Respect is earned, by A Strong Track Record For Results

What makes large trucks so dangerous

| Aug 23, 2017 | Truck Accidents |

If driving near a big rig sets you on edge, you are not alone. Many Texas drivers feel wary of commercial trucks for several solid reasons.

Increasing your awareness of the special hazards trucks may present can help you drive safely and avoid accidents. However, even cautious drivers can sustain accidents through no fault of their own. If you become involved in a truck accident, you may benefit from getting assistance from an experienced attorney who can handle difficult cases.

Reduced visibility

One important aspect of large trucks is their size. The trailer can obscure the view of the road not only for other drivers but also for the operator of the truck itself. Typical blind zones for a tractor trailer stretch about 20 feet in front, 30 feet in the back and extend diagonally across neighboring lanes. This can especially present risks when you are trying to pass or must travel in the next lane. When about to move into a blind zone, be sure to signal your intent clearly and make sure the truck driver can see you doing so.
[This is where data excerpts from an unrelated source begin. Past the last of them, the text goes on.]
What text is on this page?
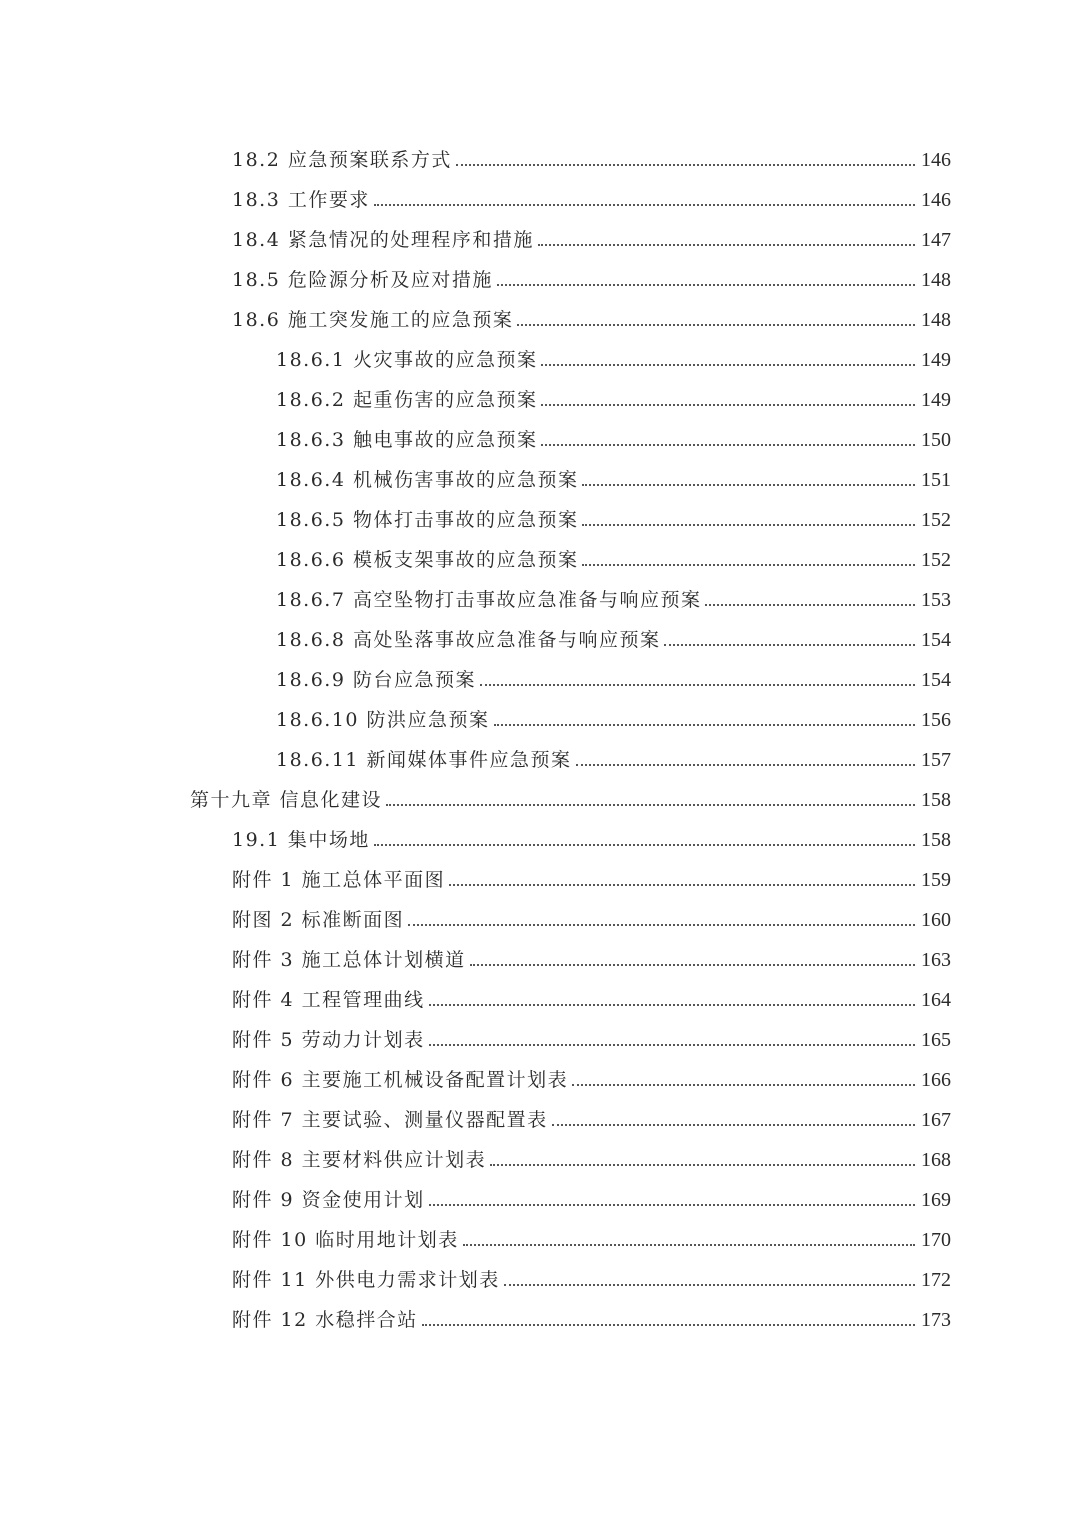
18.2 应急预案联系方式	146
18.3 工作要求	146
18.4 紧急情况的处理程序和措施	147
18.5 危险源分析及应对措施	148
18.6 施工突发施工的应急预案	148
18.6.1 火灾事故的应急预案	149
18.6.2 起重伤害的应急预案	149
18.6.3 触电事故的应急预案	150
18.6.4 机械伤害事故的应急预案	151
18.6.5 物体打击事故的应急预案	152
18.6.6 模板支架事故的应急预案	152
18.6.7 高空坠物打击事故应急准备与响应预案	153
18.6.8 高处坠落事故应急准备与响应预案	154
18.6.9 防台应急预案	154
18.6.10 防洪应急预案	156
18.6.11 新闻媒体事件应急预案	157
第十九章 信息化建设	158
19.1 集中场地	158
附件 1 施工总体平面图	159
附图 2 标准断面图	160
附件 3 施工总体计划横道	163
附件 4 工程管理曲线	164
附件 5 劳动力计划表	165
附件 6 主要施工机械设备配置计划表	166
附件 7 主要试验、测量仪器配置表	167
附件 8 主要材料供应计划表	168
附件 9 资金使用计划	169
附件 10 临时用地计划表	170
附件 11 外供电力需求计划表	172
附件 12 水稳拌合站	173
Remember, if you cannot see the driver in the truck’s side mirror, he or she is likely unable to see you.

Difficulty maneuvering

Both a truck’s size and its weight increase its inertia, making it more difficult to turn or come to a stop. You never want to cut off a truck or try to slip through when it begins to turn, as the driver may not be able to stop the truck from hitting you.

Hazardous cargo

A truck’s cargo may sometimes cause accidents or increase the severity of a crash. Flammable or toxic contents that spill during a wreck can dramatically increase the resulting destruction. Cargo that comes loose, whether due to a crash or simply because it was poorly secured, can hit other vehicles on the road or create obstacles.

Driver error

Finally, truck drivers may be more vulnerable to certain types of human error. The stress and long hours on the job increase the risk of fatigue or distraction, which may slow reaction times and lead to disaster.